Quand on est petit, on naît pas bien grand. On ne montre pas ses fesses à tous les passants. On se perd dans le trop monde des grands. On fait des cauchemars. On va à l'école et on a oublié sa culotte. LA HOOOONNNNNNTEUEUEU! et l'enfer au bout du chemin.
On doit longer une maison immense par la plus grande longueur avec sa maman, mais un diable rouge aux grandes dents, aux yeux luisants et aux griffes aiguisées vous en empêchent pour l'éternité. On voit son père tout noir, les bras en croix, étendu au fond d'un précipice sur une couche épaisse et blanche de neige, et il est mort pour de vrai.

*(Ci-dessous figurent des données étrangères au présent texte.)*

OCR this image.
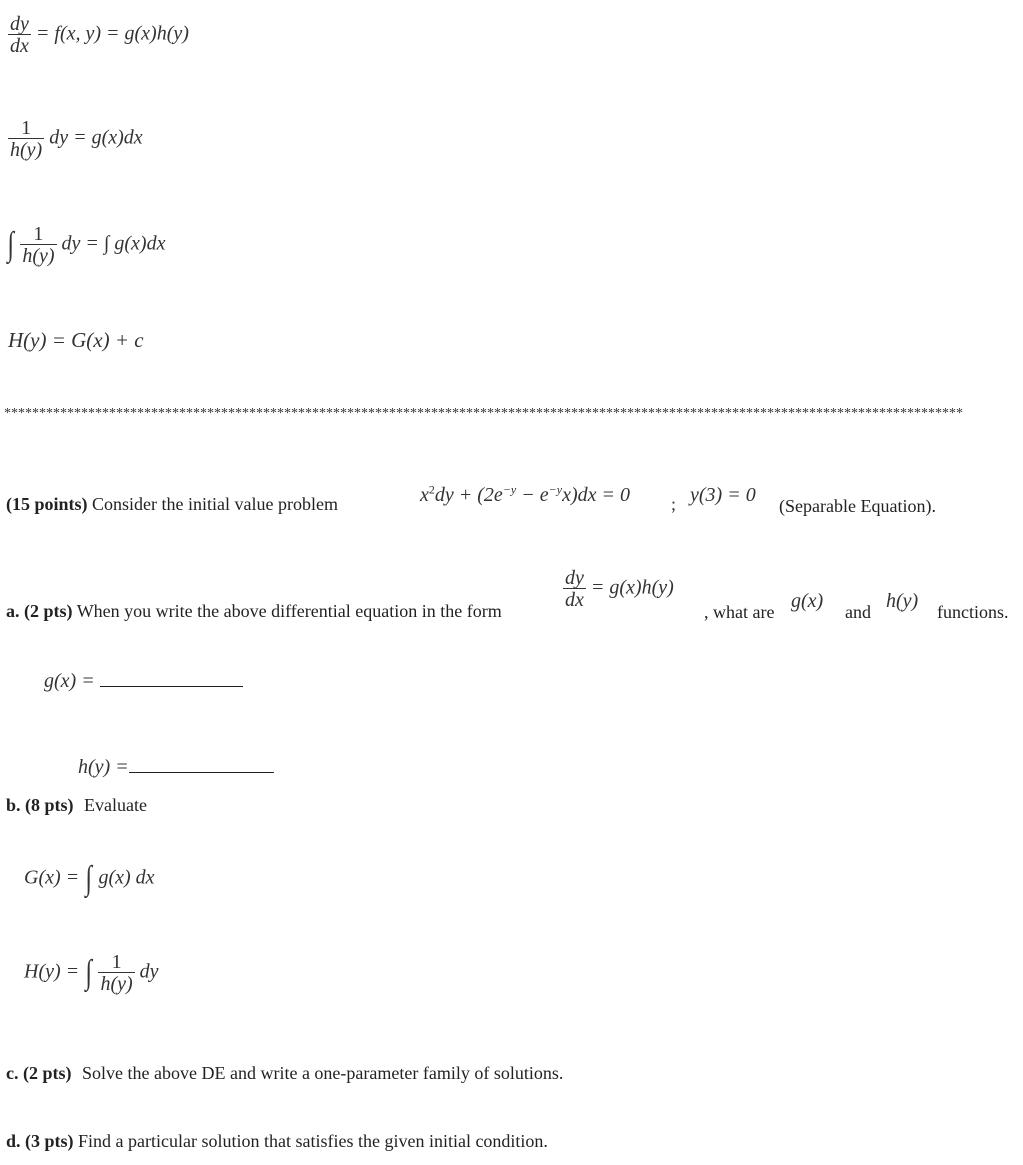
$\frac{dy}{dx} = f(x$, y) = g(x)h(y)
$\frac{1}{h(y)}$ dy = g(x)dx
∫ $\frac{1}{h(y)}$ dy = ∫ g(x)dx
H(y) = G(x) + c
*****************************************************************************************************************************************
(15 points) Consider the initial value problem	$x^2dy + (2e^{-y} - e^{-y}x)dx = 0$ ; y(3) = 0 (Separable Equation).
a. (2 pts) When you write the above differential equation in the form
$\frac{dy}{dx} = g(x)h(y)$
, what are g(x) and h(y) functions.
g(x) =
h(y) =
b. (8 pts) Evaluate
G(x) = ∫ g(x) dx
H(y) = ∫ $\frac{1}{h(y)}$ dy
c. (2 pts) Solve the above DE and write a one-parameter family of solutions.
d. (3 pts) Find a particular solution that satisfies the given initial condition.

On fait sa toilette et on perd son nez, ses yeux, ses oreilles, sa langue et ses membres. On se fait attraper par des hommes sans visages qui vous enfoncent tout au fond d'un grand sac, et ils appuient tellement fort que ça fait très, très mal. On est cerné par des araignées, des veuves noires, qui vous piquent, vous mordent, vous attrapent et vous courent dessus. On est surveillé par le Bon Dieu, par le Diable et par la mère Bigote qui fait le catéchisme. On se noie et ça fait plaisir au Bon Dieu. On peut mourir dans une auto à cause d'une plaque de verglas et on laisse toute sa famille orphelin, et on se fait grignoter petit- à-petit par des vers de pêche.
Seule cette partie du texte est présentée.